だが今、目の前で刃物のように差し込む刹那。フィーネは深く息を吐き、ビーズの一つを押しながら立ち上がった。「やります。局所で、必要なだけ読み替える。カイルの道具を守って」

オルヴェンの眉がわずかに上がる。彼はその手段を非難するだろう。だがフィーネはためらわなかった。彼女は古い自治文書の写しをカイルの机に広げ、そこに書かれた矛盾を指でたどった。合意読み替えは、言葉の綻びを利用して当事者の自発性がある場合にのみ有効だ。カイルの同意、鍛冶屋の同意、染め屋の同意――彼女は集めた者たちの布や印を示して、一つずつ示した。

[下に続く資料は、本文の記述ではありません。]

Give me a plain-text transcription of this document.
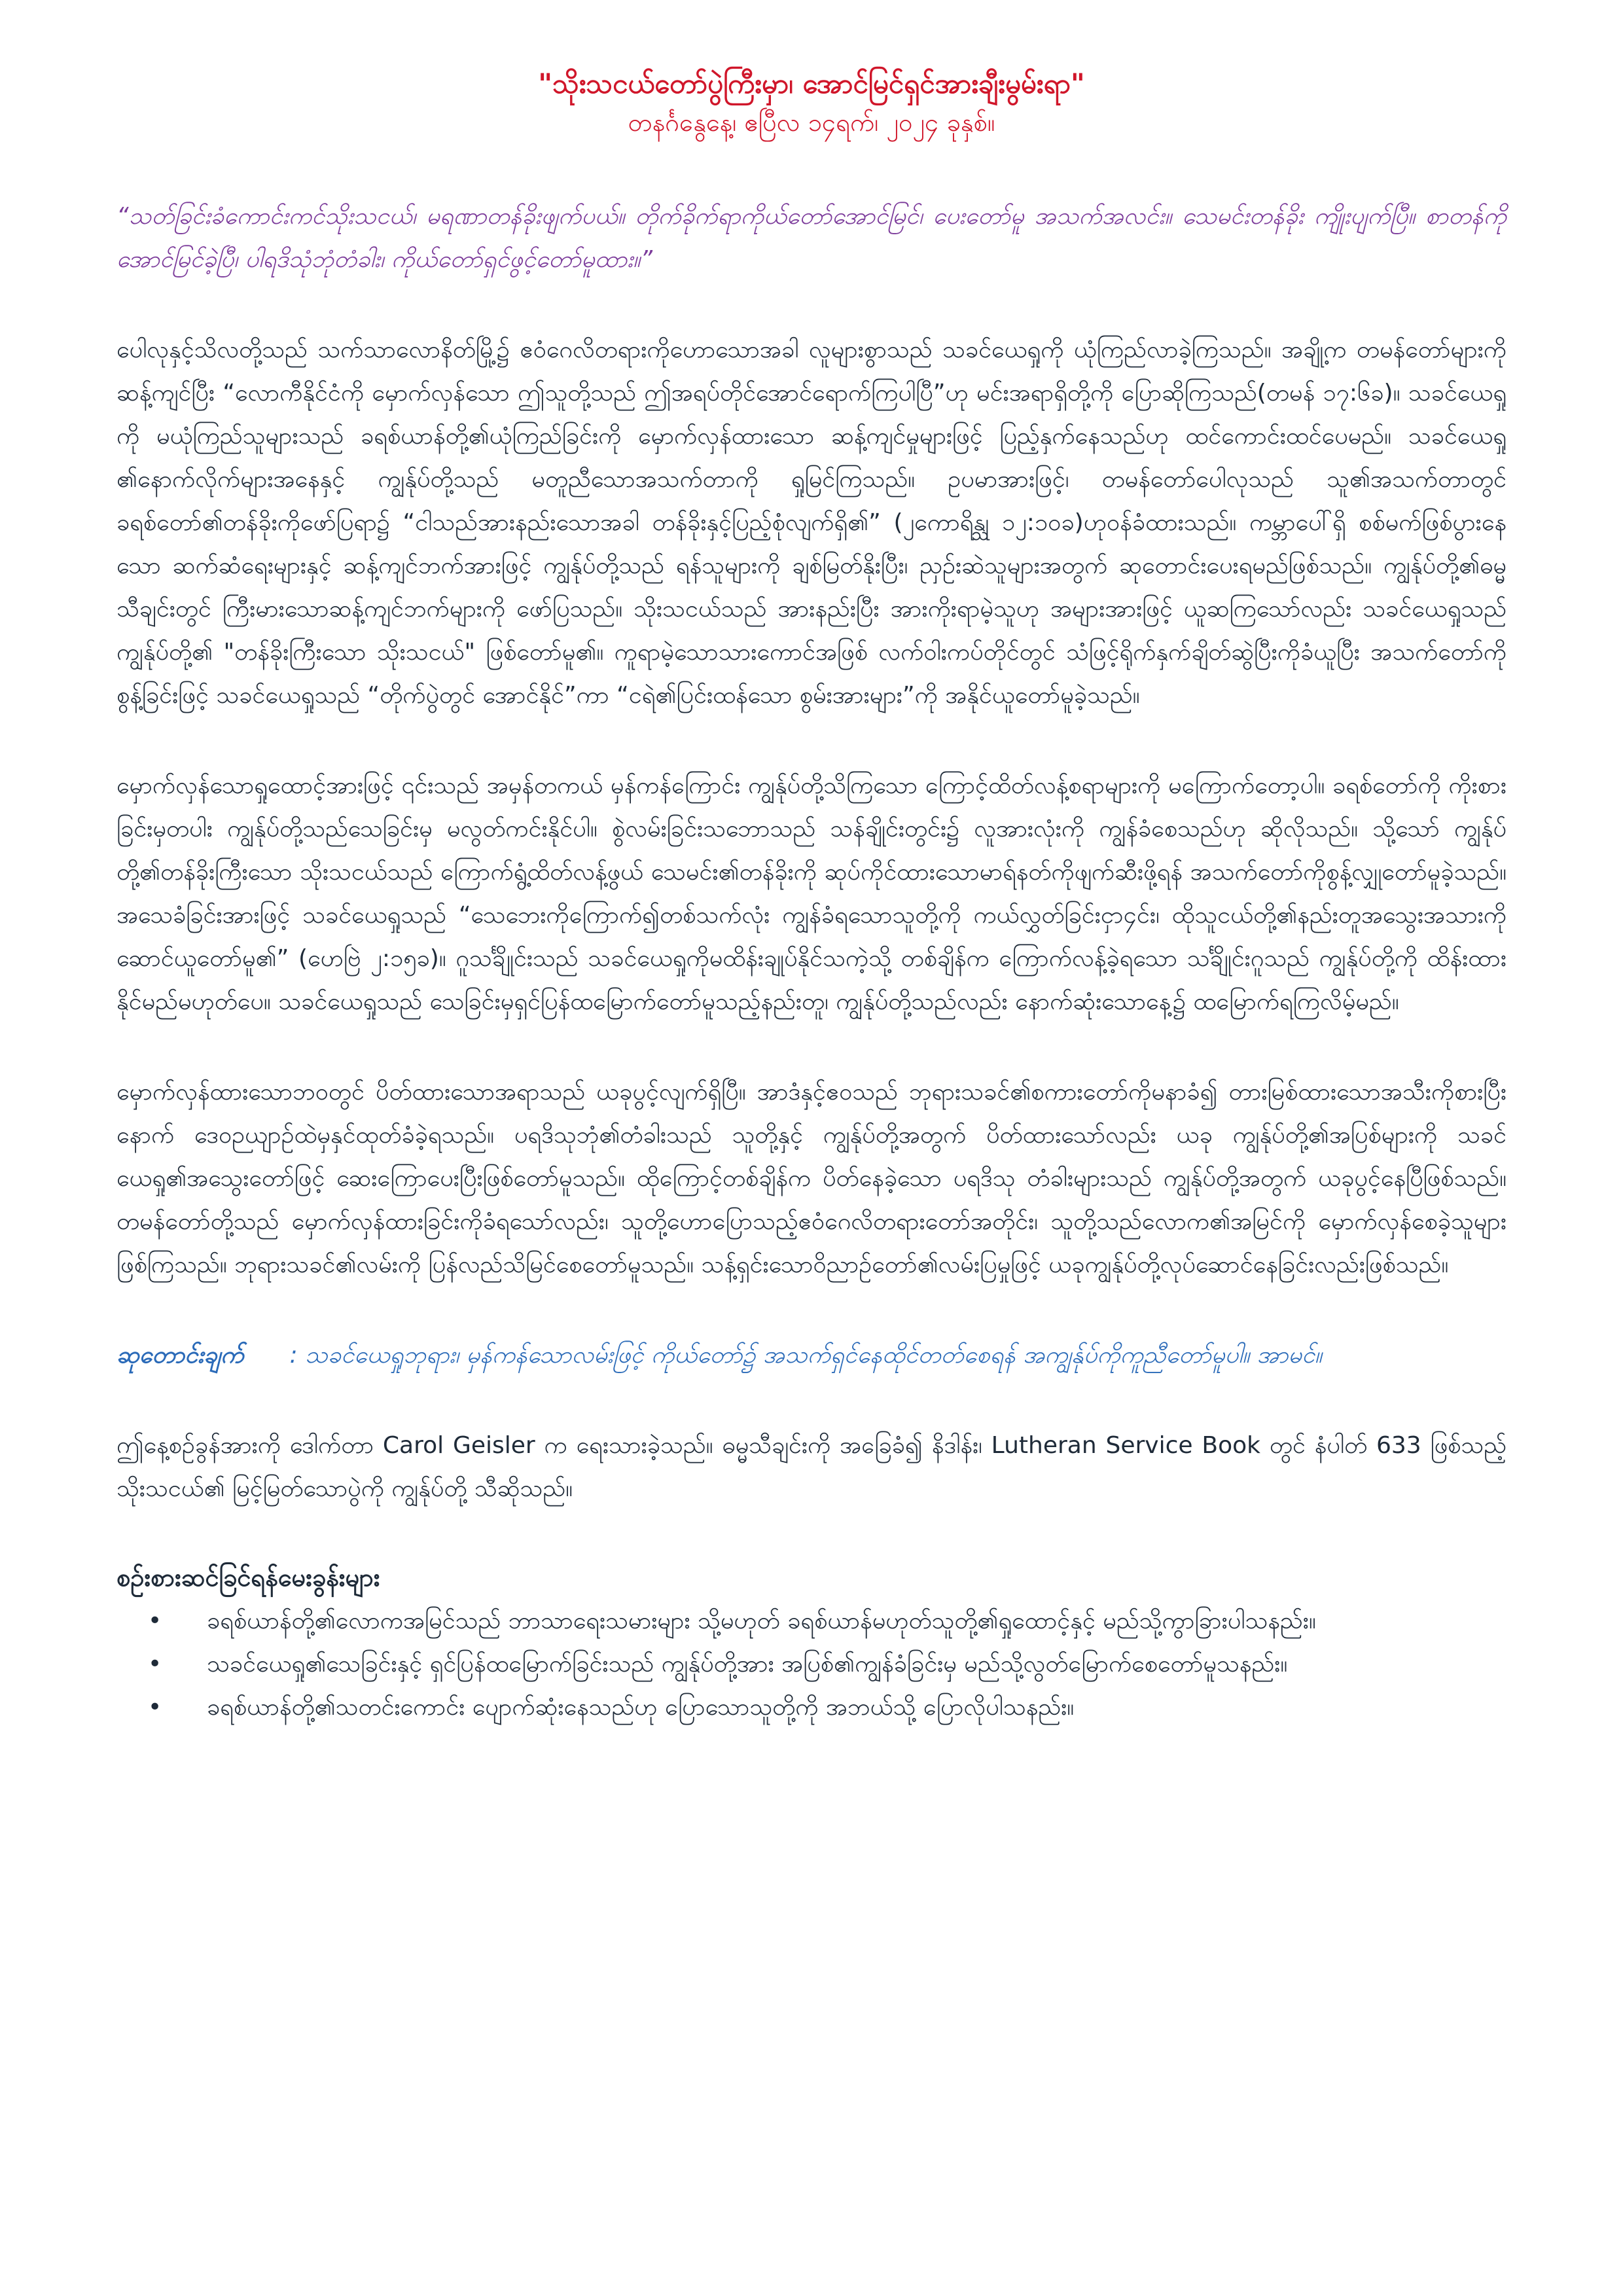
"သိုးသငယ်တော်ပွဲကြီးမှာ၊ အောင်မြင်ရှင်အားချီးမွမ်းရာ"

တနင်္ဂနွေနေ့၊ ဧပြီလ ၁၄ရက်၊ ၂၀၂၄ ခုနှစ်။

“သတ်ခြင်းခံကောင်းကင်သိုးသငယ်၊ မရဏာတန်ခိုးဖျက်ပယ်။ တိုက်ခိုက်ရာကိုယ်တော်အောင်မြင်၊ ပေးတော်မူ အသက်အလင်း။ သေမင်းတန်ခိုး ကျိုးပျက်ပြီ။ စာတန်ကိုအောင်မြင်ခဲ့ပြီ၊ ပါရဒိသုံဘုံတံခါး၊ ကိုယ်တော်ရှင်ဖွင့်တော်မူထား။”

ပေါလုနှင့်သိလတို့သည် သက်သာလောနိတ်မြို့၌ ဧဝံဂေလိတရားကိုဟောသောအခါ လူများစွာသည် သခင်ယေရှုကို ယုံကြည်လာခဲ့ကြသည်။ အချို့က တမန်တော်များကို ဆန့်ကျင်ပြီး “လောကီနိုင်ငံကို မှောက်လှန်သော ဤသူတို့သည် ဤအရပ်တိုင်အောင်ရောက်ကြပါပြီ”ဟု မင်းအရာရှိတို့ကို ပြောဆိုကြသည်(တမန် ၁၇:၆ခ)။ သခင်ယေရှုကို မယုံကြည်သူများသည် ခရစ်ယာန်တို့၏ယုံကြည်ခြင်းကို မှောက်လှန်ထားသော ဆန့်ကျင်မှုများဖြင့် ပြည့်နှက်နေသည်ဟု ထင်ကောင်းထင်ပေမည်။ သခင်ယေရှု ၏နောက်လိုက်များအနေနှင့် ကျွန်ုပ်တို့သည် မတူညီသောအသက်တာကို ရှုမြင်ကြသည်။ ဥပမာအားဖြင့်၊ တမန်တော်ပေါလုသည် သူ၏အသက်တာတွင် ခရစ်တော်၏တန်ခိုးကိုဖော်ပြရာ၌ “ငါသည်အားနည်းသောအခါ တန်ခိုးနှင့်ပြည့်စုံလျက်ရှိ၏” (၂ကောရိန္သု ၁၂:၁၀ခ)ဟုဝန်ခံထားသည်။ ကမ္ဘာပေါ်ရှိ စစ်မက်ဖြစ်ပွားနေသော ဆက်ဆံရေးများနှင့် ဆန့်ကျင်ဘက်အားဖြင့် ကျွန်ုပ်တို့သည် ရန်သူများကို ချစ်မြတ်နိုးပြီး၊ ညှဉ်းဆဲသူများအတွက် ဆုတောင်းပေးရမည်ဖြစ်သည်။ ကျွန်ုပ်တို့၏ဓမ္မသီချင်းတွင် ကြီးမားသောဆန့်ကျင်ဘက်များကို ဖော်ပြသည်။ သိုးသငယ်သည် အားနည်းပြီး အားကိုးရာမဲ့သူဟု အများအားဖြင့် ယူဆကြသော်လည်း သခင်ယေရှုသည် ကျွန်ုပ်တို့၏ "တန်ခိုးကြီးသော သိုးသငယ်" ဖြစ်တော်မူ၏။ ကူရာမဲ့သောသားကောင်အဖြစ် လက်ဝါးကပ်တိုင်တွင် သံဖြင့်ရိုက်နှက်ချိတ်ဆွဲပြီးကိုခံယူပြီး အသက်တော်ကိုစွန့်ခြင်းဖြင့် သခင်ယေရှုသည် “တိုက်ပွဲတွင် အောင်နိုင်”ကာ “ငရဲ၏ပြင်းထန်သော စွမ်းအားများ”ကို အနိုင်ယူတော်မူခဲ့သည်။

မှောက်လှန်သောရှုထောင့်အားဖြင့် ၎င်းသည် အမှန်တကယ် မှန်ကန်ကြောင်း ကျွန်ုပ်တို့သိကြသော ကြောင့်ထိတ်လန့်စရာများကို မကြောက်တော့ပါ။ ခရစ်တော်ကို ကိုးစားခြင်းမှတပါး ကျွန်ုပ်တို့သည်သေခြင်းမှ မလွတ်ကင်းနိုင်ပါ။ စွဲလမ်းခြင်းသဘောသည် သန်ချိုင်းတွင်း၌ လူအားလုံးကို ကျွန်ခံစေသည်ဟု ဆိုလိုသည်။ သို့သော် ကျွန်ုပ်တို့၏တန်ခိုးကြီးသော သိုးသငယ်သည် ကြောက်ရွံ့ထိတ်လန့်ဖွယ် သေမင်း၏တန်ခိုးကို ဆုပ်ကိုင်ထားသောမာရ်နတ်ကိုဖျက်ဆီးဖို့ရန် အသက်တော်ကိုစွန့်လျှုတော်မူခဲ့သည်။ အသေခံခြင်းအားဖြင့် သခင်ယေရှုသည် “သေဘေးကိုကြောက်၍တစ်သက်လုံး ကျွန်ခံရသောသူတို့ကို ကယ်လွှတ်ခြင်းငှာ၄င်း၊ ထိုသူငယ်တို့၏နည်းတူအသွေးအသားကိုဆောင်ယူတော်မူ၏” (ဟေဗြဲ ၂:၁၅ခ)။ ဂူသင်္ချိုင်းသည် သခင်ယေရှုကိုမထိန်းချုပ်နိုင်သကဲ့သို့ တစ်ချိန်က ကြောက်လန့်ခဲ့ရသော သင်္ချိုင်းဂူသည် ကျွန်ုပ်တို့ကို ထိန်းထားနိုင်မည်မဟုတ်ပေ။ သခင်ယေရှုသည် သေခြင်းမှရှင်ပြန်ထမြောက်တော်မူသည့်နည်းတူ၊ ကျွန်ုပ်တို့သည်လည်း နောက်ဆုံးသောနေ့၌ ထမြောက်ရကြလိမ့်မည်။

မှောက်လှန်ထားသောဘဝတွင် ပိတ်ထားသောအရာသည် ယခုပွင့်လျက်ရှိပြီ။ အာဒံနှင့်ဧဝသည် ဘုရားသခင်၏စကားတော်ကိုမနာခံ၍ တားမြစ်ထားသောအသီးကိုစားပြီးနောက် ဒေဝဉယျာဉ်ထဲမှနှင်ထုတ်ခံခဲ့ရသည်။ ပရဒိသုဘုံ၏တံခါးသည် သူတို့နှင့် ကျွန်ုပ်တို့အတွက် ပိတ်ထားသော်လည်း ယခု ကျွန်ုပ်တို့၏အပြစ်များကို သခင်ယေရှု၏အသွေးတော်ဖြင့် ဆေးကြောပေးပြီးဖြစ်တော်မူသည်။ ထိုကြောင့်တစ်ချိန်က ပိတ်နေခဲ့သော ပရဒိသု တံခါးများသည် ကျွန်ုပ်တို့အတွက် ယခုပွင့်နေပြီဖြစ်သည်။ တမန်တော်တို့သည် မှောက်လှန်ထားခြင်းကိုခံရသော်လည်း၊ သူတို့ဟောပြောသည့်ဧဝံဂေလိတရားတော်အတိုင်း၊ သူတို့သည်လောက၏အမြင်ကို မှောက်လှန်စေခဲ့သူများဖြစ်ကြသည်။ ဘုရားသခင်၏လမ်းကို ပြန်လည်သိမြင်စေတော်မူသည်။ သန့်ရှင်းသောဝိညာဉ်တော်၏လမ်းပြမှုဖြင့် ယခုကျွန်ုပ်တို့လုပ်ဆောင်နေခြင်းလည်းဖြစ်သည်။

ဆုတောင်းချက် : သခင်ယေရှုဘုရား၊ မှန်ကန်သောလမ်းဖြင့် ကိုယ်တော်၌ အသက်ရှင်နေထိုင်တတ်စေရန် အကျွန်ုပ်ကိုကူညီတော်မူပါ။ အာမင်။

ဤနေ့စဉ်ခွန်အားကို ဒေါက်တာ Carol Geisler က ရေးသားခဲ့သည်။ ဓမ္မသီချင်းကို အခြေခံ၍ နိဒါန်း၊ Lutheran Service Book တွင် နံပါတ် 633 ဖြစ်သည့် သိုးသငယ်၏ မြင့်မြတ်သောပွဲကို ကျွန်ုပ်တို့ သီဆိုသည်။

စဉ်းစားဆင်ခြင်ရန်မေးခွန်းများ

• ခရစ်ယာန်တို့၏လောကအမြင်သည် ဘာသာရေးသမားများ သို့မဟုတ် ခရစ်ယာန်မဟုတ်သူတို့၏ရှုထောင့်နှင့် မည်သို့ကွာခြားပါသနည်း။
• သခင်ယေရှု၏သေခြင်းနှင့် ရှင်ပြန်ထမြောက်ခြင်းသည် ကျွန်ုပ်တို့အား အပြစ်၏ကျွန်ခံခြင်းမှ မည်သို့လွတ်မြောက်စေတော်မူသနည်း။
• ခရစ်ယာန်တို့၏သတင်းကောင်း ပျောက်ဆုံးနေသည်ဟု ပြောသောသူတို့ကို အဘယ်သို့ ပြောလိုပါသနည်း။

「私たちは皆、ここで自発的に意思を示しました。オルヴェンさん、あなたが国家の代表として立っているなら、あなたの職務は真の自発性を守ることです。私たちは強制されていません」

言葉は滑らかに流れた。しかし彼女にはわかっていた。オルヴェンが、侯爵家の名を出した瞬間で止めを刺される可能性が高いことを。彼女は選んだ。自分が今取れる唯一の行動を選んだ。